# how many reds in 75



## piranhaman95 (Jan 26, 2005)

how many reds in 55 for life ?and will rhom stay in in 75 gallon for life 48x18?thanks :rasp:


----------



## Sheppard (Jul 8, 2004)

you could probably do 3 reds in that 55
and the rhom would do well in a 75 for life


----------



## KrazyCrusader (Oct 26, 2004)

Depending on the setup you have. If you are willing to do alot of water changes and keep a close eye on the fish I would say it's safe to say as many as 4 But really a 75 Gallon or larger would be better for the Red Bellies. A Rhom wiill be fine in a 75 Gallon tank for years, however if you can keep him alive long enough there will come a time when it will make sense to you to put him in a 125G or larger tank. I would suggest something maybe a bit wider that a 125 Gallon. The usual 18in isn't all that wide. Good luck with whatever you choose.


----------



## JesseD (Mar 26, 2003)

3 reds in the 55g

5 reds in the 75g

how big is the rhom that you are talking about??

if you got a small rhom (3" or so) then u could keep it in the 55g tank for quite some time since they grow rather slow....probably until the rhom reached a size of 8-9 inches in total length.
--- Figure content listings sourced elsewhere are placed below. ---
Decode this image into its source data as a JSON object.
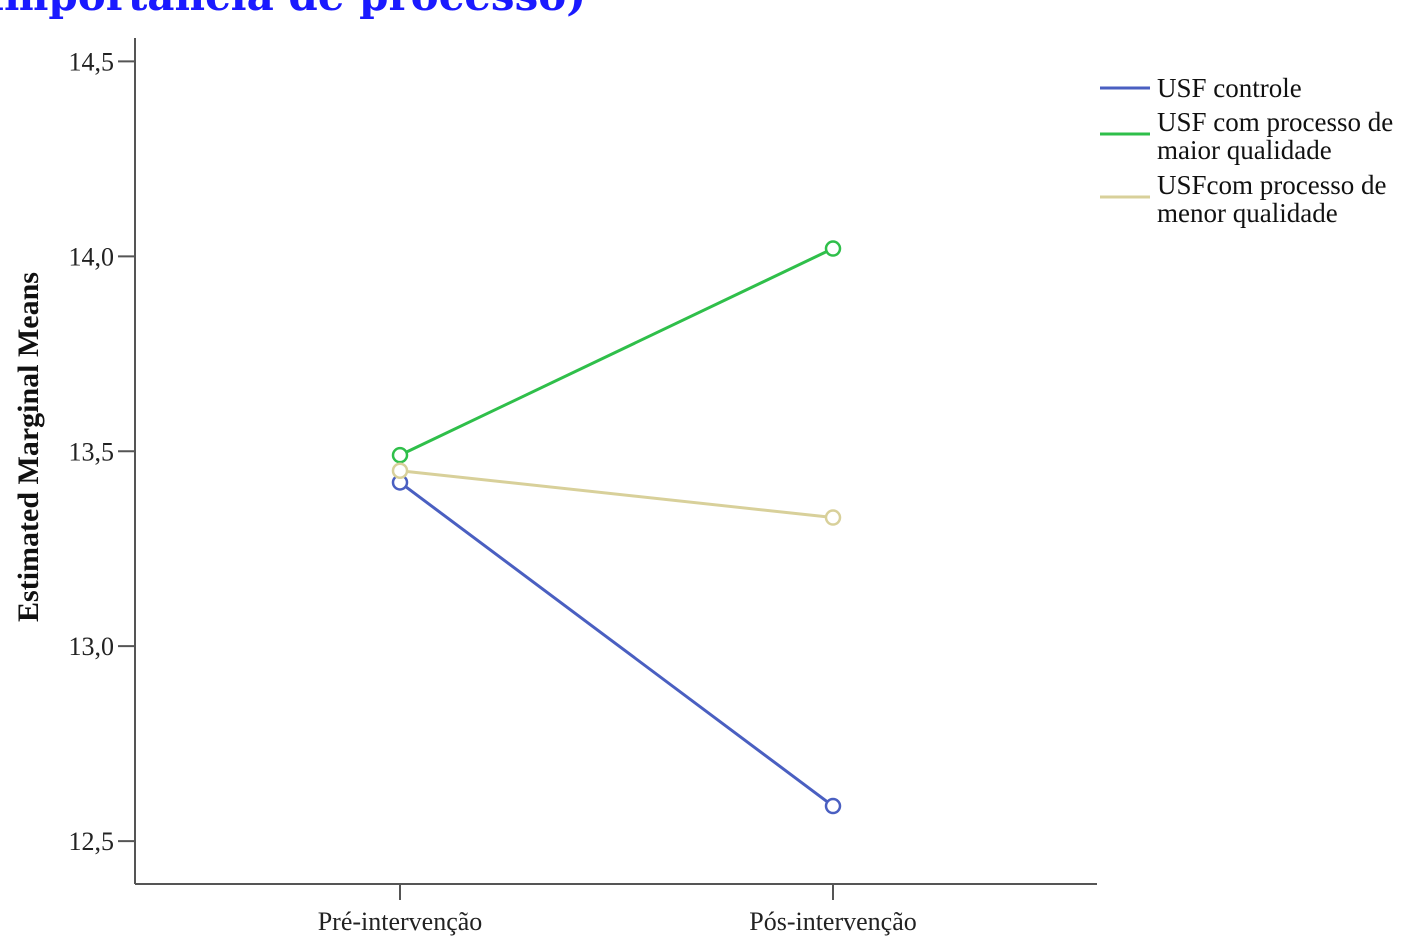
{
  "chart_data": {
    "type": "line",
    "title": "importância de processo)",
    "ylabel": "Estimated Marginal Means",
    "xlabel": "",
    "categories": [
      "Pré-intervenção",
      "Pós-intervenção"
    ],
    "ylim": [
      12.39,
      14.56
    ],
    "yticks": [
      12.5,
      13.0,
      13.5,
      14.0,
      14.5
    ],
    "ytick_labels": [
      "12,5",
      "13,0",
      "13,5",
      "14,0",
      "14,5"
    ],
    "grid": false,
    "legend_position": "top-right",
    "series": [
      {
        "name": "USF controle",
        "values": [
          13.42,
          12.59
        ],
        "color": "#4a5fc1",
        "legend_lines": [
          "USF controle"
        ]
      },
      {
        "name": "USF com processo de maior qualidade",
        "values": [
          13.49,
          14.02
        ],
        "color": "#2fbf4a",
        "legend_lines": [
          "USF com processo de",
          "maior qualidade"
        ]
      },
      {
        "name": "USFcom processo de menor qualidade",
        "values": [
          13.45,
          13.33
        ],
        "color": "#d8d09a",
        "legend_lines": [
          "USFcom processo de",
          "menor qualidade"
        ]
      }
    ]
  }
}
I wouldnt keep him in there past him reaching that length just because he would be kind of cramped.

also, if u went with the '3 reds in 55g' then u would be able to keep them in that tank for life...you would have to upgrade to a larger tank at some point.

goodluck


----------



## Fish_first (Jan 26, 2005)

IMO any more than 2 is asking for trouble... full grown RBP's get 12 inches... and they can co-habitate for years without problems and then suddenly turn on one another...


----------



## Mack (Oct 31, 2004)

First thing, 2 RBPs is asking for trouble moreso than 3 or more is.
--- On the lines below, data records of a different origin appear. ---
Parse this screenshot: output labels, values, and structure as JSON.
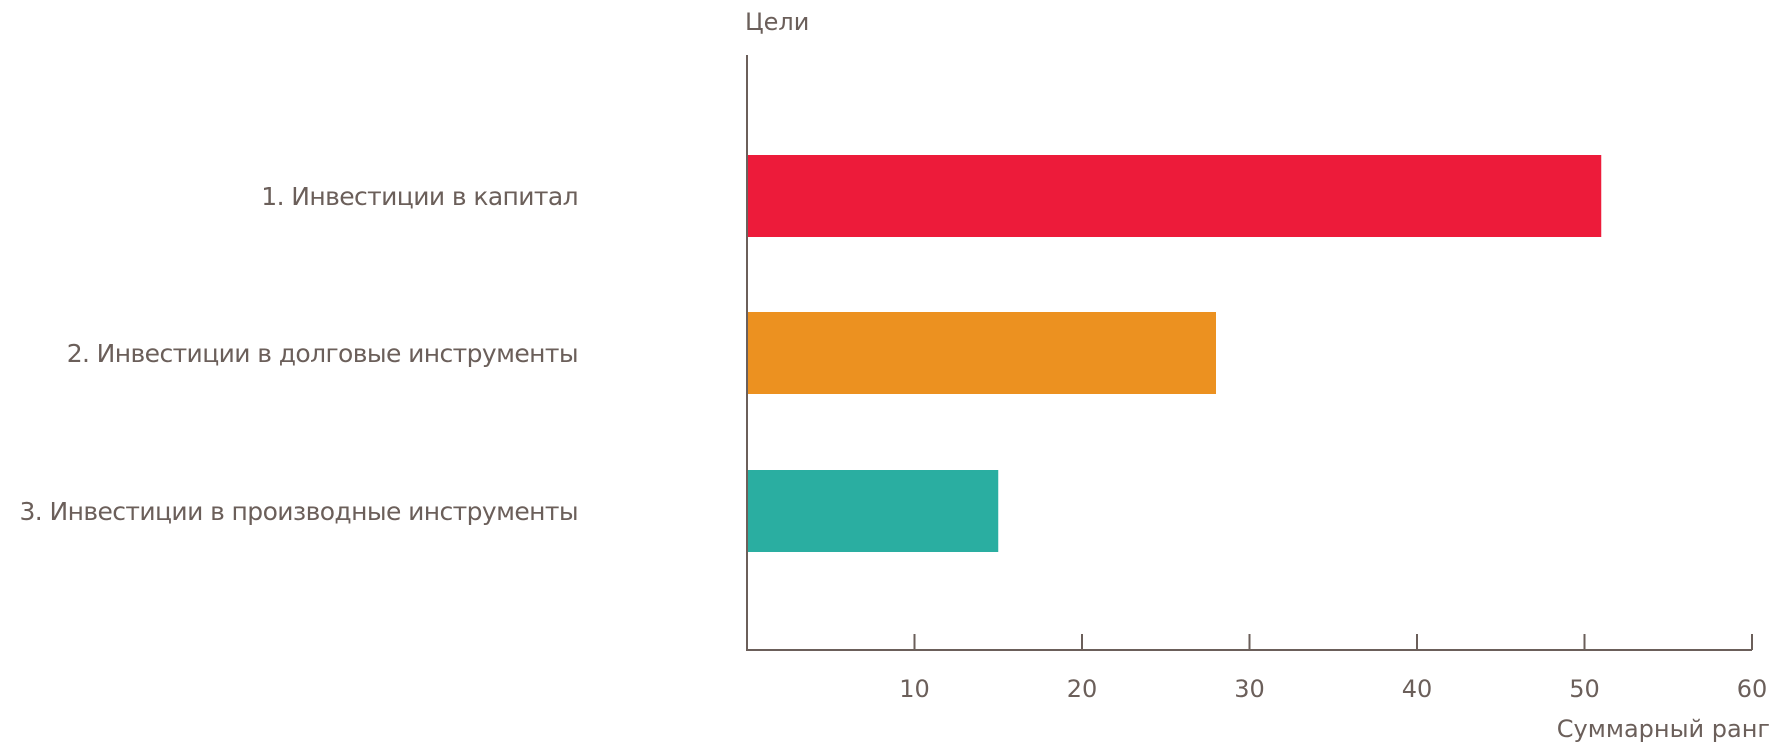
{
  "chart_data": {
    "type": "bar",
    "orientation": "horizontal",
    "title": "",
    "ylabel": "Цели",
    "xlabel": "Суммарный ранг",
    "categories": [
      "1. Инвестиции в капитал",
      "2. Инвестиции в долговые инструменты",
      "3. Инвестиции в производные инструменты"
    ],
    "values": [
      51,
      28,
      15
    ],
    "colors": [
      "#ed1b3a",
      "#ec9120",
      "#2aaea1"
    ],
    "xlim": [
      0,
      60
    ],
    "xticks": [
      10,
      20,
      30,
      40,
      50,
      60
    ],
    "grid": false,
    "legend": "none"
  }
}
Secondly, RBs hardly EVER reach a foot in a home aquarium. Usually they reach 8 - 10" max. They only get up to a foot in huge 1000+ gallon zoo aquariums, and the rivers.
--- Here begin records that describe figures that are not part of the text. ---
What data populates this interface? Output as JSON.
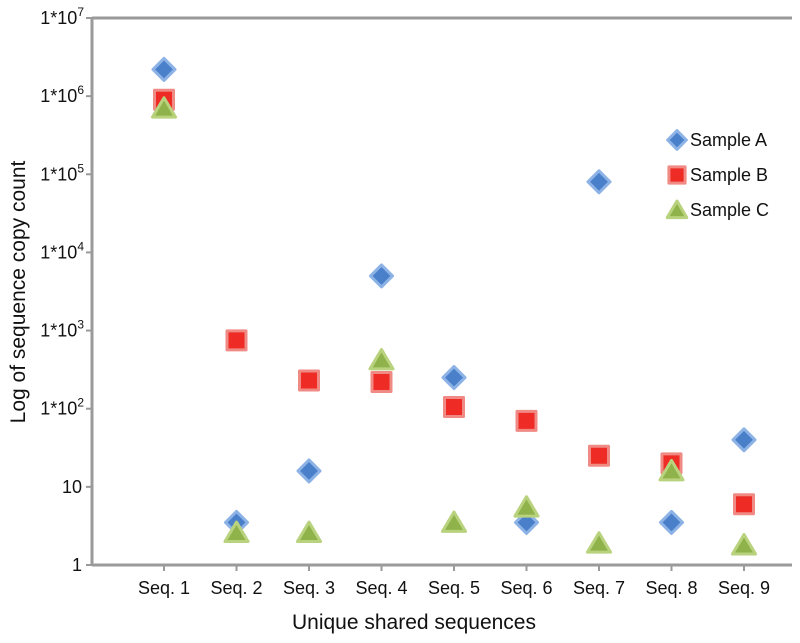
{
  "chart_data": {
    "type": "scatter",
    "title": "",
    "xlabel": "Unique shared sequences",
    "ylabel": "Log of sequence copy count",
    "y_scale": "log",
    "ylim": [
      1,
      10000000
    ],
    "y_ticks": [
      {
        "value": 1,
        "base": "1",
        "exp": ""
      },
      {
        "value": 10,
        "base": "10",
        "exp": ""
      },
      {
        "value": 100,
        "base": "1*10",
        "exp": "2"
      },
      {
        "value": 1000,
        "base": "1*10",
        "exp": "3"
      },
      {
        "value": 10000,
        "base": "1*10",
        "exp": "4"
      },
      {
        "value": 100000,
        "base": "1*10",
        "exp": "5"
      },
      {
        "value": 1000000,
        "base": "1*10",
        "exp": "6"
      },
      {
        "value": 10000000,
        "base": "1*10",
        "exp": "7"
      }
    ],
    "categories": [
      "Seq. 1",
      "Seq. 2",
      "Seq. 3",
      "Seq. 4",
      "Seq. 5",
      "Seq. 6",
      "Seq. 7",
      "Seq. 8",
      "Seq. 9"
    ],
    "grid": false,
    "legend_position": "top-right",
    "series": [
      {
        "name": "Sample A",
        "marker": "diamond",
        "color": "#4a7fc9",
        "edge": "#8cb2e6",
        "values": [
          2200000,
          3.5,
          16,
          5000,
          250,
          3.5,
          80000,
          3.5,
          40
        ]
      },
      {
        "name": "Sample B",
        "marker": "square",
        "color": "#ee2b24",
        "edge": "#f08a84",
        "values": [
          900000,
          750,
          230,
          220,
          105,
          70,
          25,
          20,
          6
        ]
      },
      {
        "name": "Sample C",
        "marker": "triangle",
        "color": "#8fb34a",
        "edge": "#b9d27e",
        "values": [
          700000,
          2.6,
          2.6,
          420,
          3.5,
          5.5,
          1.9,
          16,
          1.8
        ]
      }
    ]
  }
}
You just seem to be misinformed.


----------



## Fish_first (Jan 26, 2005)

The point wasn't how big they get... it was how risky it is to have more than two in a 75 gallon... but thankyou oh wise one


----------



## piranhaman95 (Jan 26, 2005)

let me get this right 3 reds in 55 and rhom in 75 right for life?


----------



## Little Waffen (Mar 13, 2004)

Fish_first said:


> The point wasn't how big they get... it was how risky it is to have more than two in a 75 gallon... but thankyou oh wise one
> 
> 
> 
> ...


----------



## redbellyman21 (Jun 27, 2004)

Id have to agree with mack! 3 ps are better than 2 but for life? Nothing lasts for life, why should a tank. Always be ready to upgrade or stay out of the hobby. If u had a corvette as your daily driver, and u got married and had a kid or more wouldnt u upgrade cars? (I wouldnt trade a corvette though) But u would need a 4 seater+ right? So think of it that way! good luck


----------



## Esoteric (Jul 7, 2004)

if red belly... maybe 4 in the 75. (Caribe / Ternetzi = 3 for life) IMO
Only one I would say can live in the 55 for life.

I have 3 caribe in my 75.

Best of luck


----------



## cmsCheerFish (Dec 17, 2004)

i have 6 reds in my 55, but only till march.. i would go with 3 or 4


----------



## mori0174 (Mar 31, 2004)

If you literally mean the life of the fish, none can live in the 55. 3-4 can go in the 75. If you are talking the literal life of a rhom, then a 75 wont be big enough. It will, however, last a very long time before it would be necessary to upgrade.

Now, advice you didnt ask for. You could put three reds in a 55 gal and they will be fine in there for quite a while. You could buy a rhom at almost any size, under 12" lets say, and you could keep it in the 75 for quite a long while. This advice is probably more realistic for you to follow unless you plan on keeping your piranhas for years and years, and want to be set up for life from the get go.


----------



## PYROPYGO1 (Nov 23, 2004)

i going with a 25 gal per fish rule, but that's just me. check the sig.


----------